Of course, readers are familiar with the avalanche of substacks, many of which are navel-gazing — it is easy to tire of them. What differentiates The Paris End? According to Hurst, it boils down to a newsletter’s focus: “we choose something to write within the remit of a focused publication”. Schwartz feels as if the “official” nature of writing for a publication lends “permission to write a real journalistic story”. Olds pointed to their teamwork as a regulator on any lapses into self-indulgent pontification. It is undeniable that they work in synchrony — even their interview answers harmonised in dulcet tones.

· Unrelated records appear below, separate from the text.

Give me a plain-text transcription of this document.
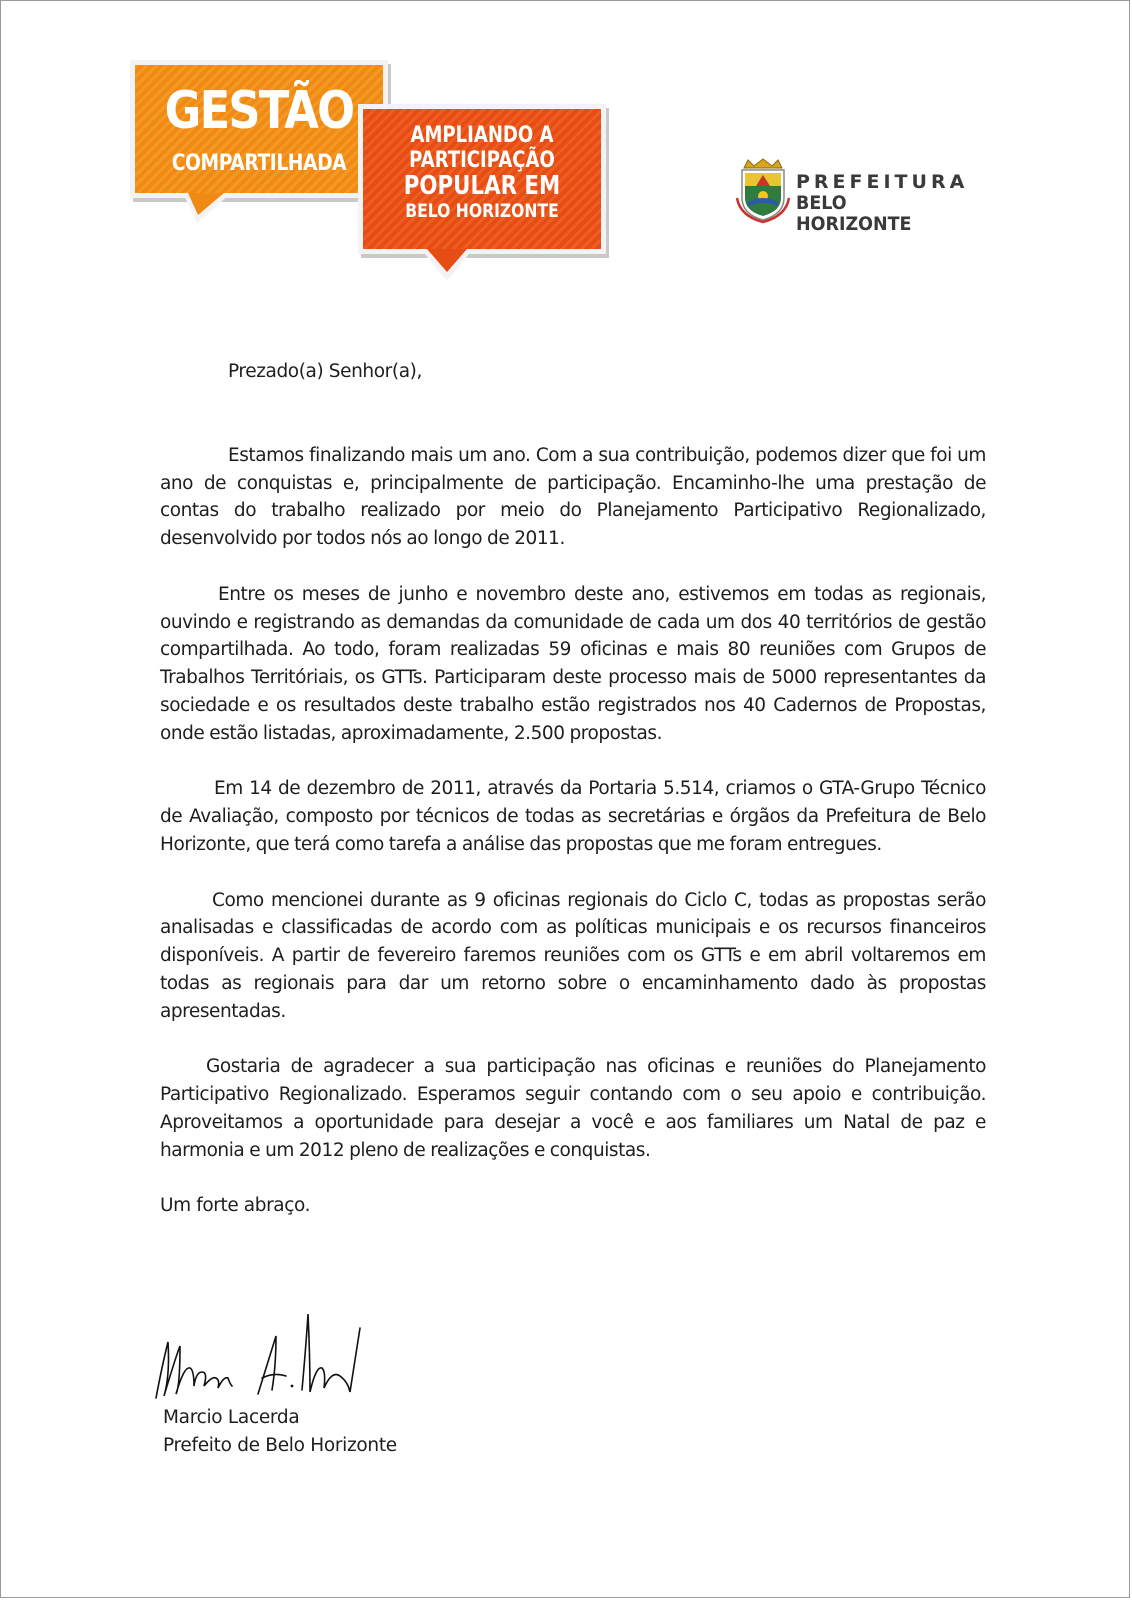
GESTÃO
COMPARTILHADA
AMPLIANDO A
PARTICIPAÇÃO
POPULAR EM
BELO HORIZONTE
PREFEITURA
BELO HORIZONTE

Prezado(a) Senhor(a),

Estamos finalizando mais um ano. Com a sua contribuição, podemos dizer que foi um ano de conquistas e, principalmente de participação. Encaminho-lhe uma prestação de contas do trabalho realizado por meio do Planejamento Participativo Regionalizado, desenvolvido por todos nós ao longo de 2011.

Entre os meses de junho e novembro deste ano, estivemos em todas as regionais, ouvindo e registrando as demandas da comunidade de cada um dos 40 territórios de gestão compartilhada. Ao todo, foram realizadas 59 oficinas e mais 80 reuniões com Grupos de Trabalhos Territóriais, os GTTs. Participaram deste processo mais de 5000 representantes da sociedade e os resultados deste trabalho estão registrados nos 40 Cadernos de Propostas, onde estão listadas, aproximadamente, 2.500 propostas.

Em 14 de dezembro de 2011, através da Portaria 5.514, criamos o GTA-Grupo Técnico de Avaliação, composto por técnicos de todas as secretárias e órgãos da Prefeitura de Belo Horizonte, que terá como tarefa a análise das propostas que me foram entregues.

Como mencionei durante as 9 oficinas regionais do Ciclo C, todas as propostas serão analisadas e classificadas de acordo com as políticas municipais e os recursos financeiros disponíveis. A partir de fevereiro faremos reuniões com os GTTs e em abril voltaremos em todas as regionais para dar um retorno sobre o encaminhamento dado às propostas apresentadas.

Gostaria de agradecer a sua participação nas oficinas e reuniões do Planejamento Participativo Regionalizado. Esperamos seguir contando com o seu apoio e contribuição. Aproveitamos a oportunidade para desejar a você e aos familiares um Natal de paz e harmonia e um 2012 pleno de realizações e conquistas.

Um forte abraço.

Marcio Lacerda
Prefeito de Belo Horizonte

Finding tips and people to interview has also proven to be one of the team’s many congruities. Schwartz pointed out the importance of “always listening for interesting tidbits”, reminding us that a topic can only be shaped into a story when it is attached to a “tangible thing to carry the idea”. Hurst agreed, adding that part of respecting a story is “developing an intimacy” with those at its centre. Bound by a shared understanding of the fragile balance between maintaining a critical voice and surviving without legal representation, we had never been happier to hear that it does not have to come at the expense of friendship and rapport.

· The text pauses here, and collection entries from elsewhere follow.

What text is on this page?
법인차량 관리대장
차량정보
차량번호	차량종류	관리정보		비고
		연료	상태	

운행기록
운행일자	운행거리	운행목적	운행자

Our final question was highly technical and judiciously planned: why did BRAT only receive a four-star rating in the June 13 line-up? Between laughs, Hurst revealed that Schwartz had told her she would “not remember the album after two weeks” — now amended to two months. While this convincing argument may have persuaded us, the crowds at Melbourne club classic YahYah’s Thursgay set (which the team insisted we visit) certainly would not.
With the disease of flat affect ravaging our most literate, the future of culturally-fresh and unflaggingly-funny reportages may be in the hands of these plucky and talented four.
We look forward to waking up starry-eyed on Thursday mornings, to becoming confused when we receive emails from both The Paris End and The Paris Review forevermore. We’ll always have The Paris End — or, at least, until the death of cultural criticism falls upon us all.